Rep. Al Green raised more than $1.7 million to fund three election bids from 2004 to 2008, but his campaign neglected to report more than a year and a half's worth of its transactions to the Federal Election Commission.
The nine missing campaign finance reports — detailing who gave the Texas Democrat a quarter of his money during these years — were filed only after the FEC sent letters threatening to audit and fine the campaign.
While Green has failed to file campaign disclosure reports more times than any current lawmaker, he is not the only offender. At least 680 campaigns have failed to file more than 900 required filings total since 2000, according to a Roll Call study of campaign finance records. As a result, the FEC has fined these campaigns more than $2 million during the past decade.
“I’m not proud of this,” Green said in response to the study. “I regret that it has happened. I apologize for it and I will continue to do better going forward.”

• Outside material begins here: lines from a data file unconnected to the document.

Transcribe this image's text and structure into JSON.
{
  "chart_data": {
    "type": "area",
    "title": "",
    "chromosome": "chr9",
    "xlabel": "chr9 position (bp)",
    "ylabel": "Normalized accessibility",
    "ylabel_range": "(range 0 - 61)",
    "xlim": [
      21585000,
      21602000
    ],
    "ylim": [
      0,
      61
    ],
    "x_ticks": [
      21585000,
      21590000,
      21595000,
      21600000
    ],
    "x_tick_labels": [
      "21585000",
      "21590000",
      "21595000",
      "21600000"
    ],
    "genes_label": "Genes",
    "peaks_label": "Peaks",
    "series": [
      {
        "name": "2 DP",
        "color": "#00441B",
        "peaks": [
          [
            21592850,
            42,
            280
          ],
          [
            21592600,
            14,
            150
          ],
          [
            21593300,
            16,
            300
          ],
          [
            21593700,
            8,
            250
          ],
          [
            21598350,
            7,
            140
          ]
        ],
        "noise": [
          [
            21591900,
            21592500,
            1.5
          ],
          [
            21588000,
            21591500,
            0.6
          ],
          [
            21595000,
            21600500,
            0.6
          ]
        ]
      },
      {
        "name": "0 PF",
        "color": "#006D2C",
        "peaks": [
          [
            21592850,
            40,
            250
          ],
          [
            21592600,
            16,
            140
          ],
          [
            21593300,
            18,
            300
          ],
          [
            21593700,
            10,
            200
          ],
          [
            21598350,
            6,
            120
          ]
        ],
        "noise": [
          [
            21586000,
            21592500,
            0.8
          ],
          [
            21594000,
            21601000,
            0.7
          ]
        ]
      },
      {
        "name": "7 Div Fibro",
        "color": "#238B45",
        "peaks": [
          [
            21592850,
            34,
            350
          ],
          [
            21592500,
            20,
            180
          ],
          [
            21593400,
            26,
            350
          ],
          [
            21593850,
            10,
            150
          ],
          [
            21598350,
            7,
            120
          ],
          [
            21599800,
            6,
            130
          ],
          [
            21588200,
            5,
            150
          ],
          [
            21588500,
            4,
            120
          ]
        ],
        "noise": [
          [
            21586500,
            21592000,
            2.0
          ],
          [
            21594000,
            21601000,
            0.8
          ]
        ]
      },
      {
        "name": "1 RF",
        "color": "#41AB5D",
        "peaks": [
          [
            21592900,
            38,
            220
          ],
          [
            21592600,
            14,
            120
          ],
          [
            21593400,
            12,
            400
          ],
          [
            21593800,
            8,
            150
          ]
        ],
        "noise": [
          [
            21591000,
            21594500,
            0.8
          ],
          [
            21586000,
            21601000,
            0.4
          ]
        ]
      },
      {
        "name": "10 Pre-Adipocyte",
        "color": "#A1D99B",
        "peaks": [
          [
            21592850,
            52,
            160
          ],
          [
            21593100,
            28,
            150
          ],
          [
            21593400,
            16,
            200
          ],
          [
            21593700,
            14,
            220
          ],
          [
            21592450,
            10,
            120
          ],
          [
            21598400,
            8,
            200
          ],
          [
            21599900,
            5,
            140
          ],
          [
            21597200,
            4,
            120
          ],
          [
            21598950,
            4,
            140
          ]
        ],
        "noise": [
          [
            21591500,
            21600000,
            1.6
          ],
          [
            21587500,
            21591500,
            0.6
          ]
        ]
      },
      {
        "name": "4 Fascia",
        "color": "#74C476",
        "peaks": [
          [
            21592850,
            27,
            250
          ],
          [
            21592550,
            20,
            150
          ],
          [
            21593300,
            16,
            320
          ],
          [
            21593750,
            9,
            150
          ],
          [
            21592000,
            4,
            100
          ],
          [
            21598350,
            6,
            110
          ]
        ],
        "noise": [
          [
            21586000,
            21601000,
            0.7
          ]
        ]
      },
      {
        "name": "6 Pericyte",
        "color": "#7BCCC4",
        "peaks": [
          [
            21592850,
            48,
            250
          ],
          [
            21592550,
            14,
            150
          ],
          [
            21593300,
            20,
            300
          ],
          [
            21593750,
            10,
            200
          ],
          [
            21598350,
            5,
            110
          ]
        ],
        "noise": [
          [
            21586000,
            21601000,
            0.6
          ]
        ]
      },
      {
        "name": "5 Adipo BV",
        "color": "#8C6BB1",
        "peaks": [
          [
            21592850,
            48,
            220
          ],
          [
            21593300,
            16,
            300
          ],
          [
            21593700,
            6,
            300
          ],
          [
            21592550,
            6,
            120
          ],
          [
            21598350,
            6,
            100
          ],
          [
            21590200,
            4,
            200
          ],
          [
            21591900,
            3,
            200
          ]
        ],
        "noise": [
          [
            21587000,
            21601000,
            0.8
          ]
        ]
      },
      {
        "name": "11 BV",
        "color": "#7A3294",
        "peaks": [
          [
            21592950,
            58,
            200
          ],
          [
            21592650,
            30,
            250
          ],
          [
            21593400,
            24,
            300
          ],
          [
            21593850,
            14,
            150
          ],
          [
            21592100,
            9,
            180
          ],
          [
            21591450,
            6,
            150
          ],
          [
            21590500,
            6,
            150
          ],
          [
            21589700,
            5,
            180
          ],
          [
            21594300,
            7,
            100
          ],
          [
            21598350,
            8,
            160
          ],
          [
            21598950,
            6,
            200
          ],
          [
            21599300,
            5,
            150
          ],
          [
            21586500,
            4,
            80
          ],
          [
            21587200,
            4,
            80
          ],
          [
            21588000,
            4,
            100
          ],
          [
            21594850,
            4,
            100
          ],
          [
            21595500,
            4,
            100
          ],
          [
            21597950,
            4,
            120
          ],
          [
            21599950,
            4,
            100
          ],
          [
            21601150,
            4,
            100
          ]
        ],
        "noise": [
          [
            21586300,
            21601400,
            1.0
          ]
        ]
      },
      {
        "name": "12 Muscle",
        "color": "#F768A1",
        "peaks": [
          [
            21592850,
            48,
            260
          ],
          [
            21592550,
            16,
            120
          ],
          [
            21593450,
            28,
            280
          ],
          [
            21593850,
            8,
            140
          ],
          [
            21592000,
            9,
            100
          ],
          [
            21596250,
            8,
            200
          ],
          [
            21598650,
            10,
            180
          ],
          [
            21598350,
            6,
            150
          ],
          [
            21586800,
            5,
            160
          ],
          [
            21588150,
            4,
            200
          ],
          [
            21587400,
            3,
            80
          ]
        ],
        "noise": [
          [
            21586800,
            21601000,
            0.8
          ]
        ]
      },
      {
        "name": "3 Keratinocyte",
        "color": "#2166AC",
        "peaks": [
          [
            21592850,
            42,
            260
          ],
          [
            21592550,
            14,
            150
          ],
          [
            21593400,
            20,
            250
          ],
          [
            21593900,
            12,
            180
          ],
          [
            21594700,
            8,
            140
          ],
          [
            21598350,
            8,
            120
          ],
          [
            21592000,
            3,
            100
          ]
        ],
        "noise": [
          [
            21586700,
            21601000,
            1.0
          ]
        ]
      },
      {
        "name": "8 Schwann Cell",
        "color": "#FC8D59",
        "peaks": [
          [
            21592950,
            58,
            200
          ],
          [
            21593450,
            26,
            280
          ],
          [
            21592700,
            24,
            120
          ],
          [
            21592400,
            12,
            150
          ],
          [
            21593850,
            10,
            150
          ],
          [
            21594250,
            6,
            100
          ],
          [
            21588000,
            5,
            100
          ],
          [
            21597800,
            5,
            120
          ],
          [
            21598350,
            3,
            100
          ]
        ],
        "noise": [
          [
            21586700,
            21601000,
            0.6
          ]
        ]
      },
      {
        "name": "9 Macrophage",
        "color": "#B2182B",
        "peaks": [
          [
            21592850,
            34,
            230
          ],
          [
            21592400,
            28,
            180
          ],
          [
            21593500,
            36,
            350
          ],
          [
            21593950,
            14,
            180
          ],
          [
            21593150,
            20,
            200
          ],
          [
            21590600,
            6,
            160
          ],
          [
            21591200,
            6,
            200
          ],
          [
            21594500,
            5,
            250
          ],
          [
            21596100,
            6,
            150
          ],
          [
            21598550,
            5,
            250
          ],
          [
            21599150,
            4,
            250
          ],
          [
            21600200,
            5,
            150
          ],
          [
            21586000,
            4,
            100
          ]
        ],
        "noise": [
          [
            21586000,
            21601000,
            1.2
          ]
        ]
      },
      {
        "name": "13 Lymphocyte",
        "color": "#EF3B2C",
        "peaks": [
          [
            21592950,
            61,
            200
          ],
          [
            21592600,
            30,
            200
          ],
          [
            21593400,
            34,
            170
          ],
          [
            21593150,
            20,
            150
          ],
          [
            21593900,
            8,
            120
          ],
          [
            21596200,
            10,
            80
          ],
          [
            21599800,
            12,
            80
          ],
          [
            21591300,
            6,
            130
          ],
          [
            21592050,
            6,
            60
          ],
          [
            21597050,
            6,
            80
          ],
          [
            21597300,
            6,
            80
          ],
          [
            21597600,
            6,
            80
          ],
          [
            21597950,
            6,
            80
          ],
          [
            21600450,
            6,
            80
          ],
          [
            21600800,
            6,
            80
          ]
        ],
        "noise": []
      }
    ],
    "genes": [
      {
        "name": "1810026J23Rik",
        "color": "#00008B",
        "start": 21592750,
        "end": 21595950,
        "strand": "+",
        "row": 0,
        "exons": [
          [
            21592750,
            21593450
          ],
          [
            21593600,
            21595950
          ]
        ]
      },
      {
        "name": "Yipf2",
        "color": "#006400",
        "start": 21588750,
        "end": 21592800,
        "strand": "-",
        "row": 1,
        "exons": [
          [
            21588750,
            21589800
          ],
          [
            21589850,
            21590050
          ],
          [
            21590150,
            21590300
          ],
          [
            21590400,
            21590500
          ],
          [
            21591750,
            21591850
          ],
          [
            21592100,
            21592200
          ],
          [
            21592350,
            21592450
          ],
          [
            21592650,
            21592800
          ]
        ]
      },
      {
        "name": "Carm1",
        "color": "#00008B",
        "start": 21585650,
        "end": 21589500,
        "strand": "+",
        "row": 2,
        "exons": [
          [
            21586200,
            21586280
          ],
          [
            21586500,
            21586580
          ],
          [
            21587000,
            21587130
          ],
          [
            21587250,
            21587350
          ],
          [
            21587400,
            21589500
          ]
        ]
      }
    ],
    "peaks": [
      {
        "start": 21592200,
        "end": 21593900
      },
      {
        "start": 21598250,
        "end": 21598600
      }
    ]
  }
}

Green paid more than $40,000 in fines to the FEC, and most of his campaign’s filing irregularities ended after 2008, when, he said, he “hired an independent professional” to help him with his campaign finance reporting.
Campaign watchdogs have little sympathy for candidates who neglect to file their reports on time. “There’s no excuse for it,” said Paul S. Ryan, a lawyer at the Campaign Legal Center who works on election law issues.
“Refusing to file a report is blatant noncompliance, and it should be punished. How can the public trust these individuals to make huge budgetary decisions affecting public policy if they can’t manage to file a fairly simple campaign finance disclosure report?”
No party can claim superiority when it comes to filing FEC reports. Democratic candidates have missed 447 filings since 2000, resulting in more than $958,000 in fines, while Republican candidates failed to file 449 reports and were penalized just more than $1 million. Third-party candidates missed another 37 filings, resulting in more than $53,000 in penalties.
The fines imposed by the FEC are often based on a percentage of a candidate’s receipts and sometimes can be mitigated by circumstances. This explains why Rep. Colleen Hanabusa (D-Hawaii) was penalized only $900 for skipping five reports, while Rep. John Conyers (D-Mich.) received $14,000 in fines for missing the same number of reports from 2000 to 2004.
“The late filings were the result of a software failure,” said Ashley Nagaoka, spokeswoman for Hanabusa. “The FEC acknowledged the error and the campaign’s accountant paid the fine.”
A Conyers spokeswoman said in an e-mail: “When he first became aware that these reports had not been filed he directed the campaign to make changes. They filed the missing paperwork immediately and in June 2007 the FEC authorized the termination of Friends of John Conyers.” Conyers created a new campaign committee with a new treasurer and has not failed to file since, she said.
Setting fines as a percentage of the total raised means Members of Congress who raise large amounts of money pay the stiffest fines when they fail to file. Some of the biggest fines were levied against campaigns that failed to file 48-hour reports detailing contributors who gave them $1,000 or more in donations.
The campaign of Sen. Joe Lieberman (I-Conn.) was fined $38,000 for missing two 48-hour reports in 2006, and Sen. Tom Coburn (R-Okla.) was penalized $33,000 for missing a 48-hour report in 2004.
“The FEC found that the campaign did not violate any laws other than failing to comply with certain record-keeping and disbursement rules,” said Whitney Phillips, Lieberman’s press secretary. “This was the only time in 40 years that his campaign has been fined. It is critical to note that the FEC found that Sen. Lieberman did not engage in any wrongdoing in connection with alleged campaign violations.”
The list of candidates who missed filings reads like a political graveyard of campaigns past and present. Even President Barack Obama was fined $11,000 after his 2004 Senate campaign failed to file a 48-hour report.
Other sitting lawmakers who missed more than one filing include Sen. Lisa Murkowski (R-Alaska), who was fined less than $4,000 for missing two filings in 2004 and 2005, and Rep. Francisco “Quico” Canseco (R-Texas), who was fined less than $3,000 for missing two filings in 2006 and 2008.
Groups advocating compliance say the central issue when reports go unfiled is that the public’s right to know who was funding these candidates is impaired.
This lack of transparency goes beyond candidates to some of the groups funding their campaigns. More than 1,000 forms were not filed on time by party committees and corporate, union, and other special interest political action committees during the past decade, resulting in more than $1.5 million in fines.
The amount unreported during these periods is substantial. These campaigns and PACs raised more than $1 billion combined in the cycles during which they failed at least once to file a form.
“Congress and the courts have collectively determined that the public has a right to know how candidates are raising and spending money,” Ryan said. “It’s important to voters via journalists to have that information to make informed decisions on Election Day.”
Some of the campaigns that are bad at filing their required reports are also bad at paying fines. Candidates failing to file currently owe more than $470,000 to the FEC, with Republican campaigns owing $248,000 and Democratic ones owing $210,000.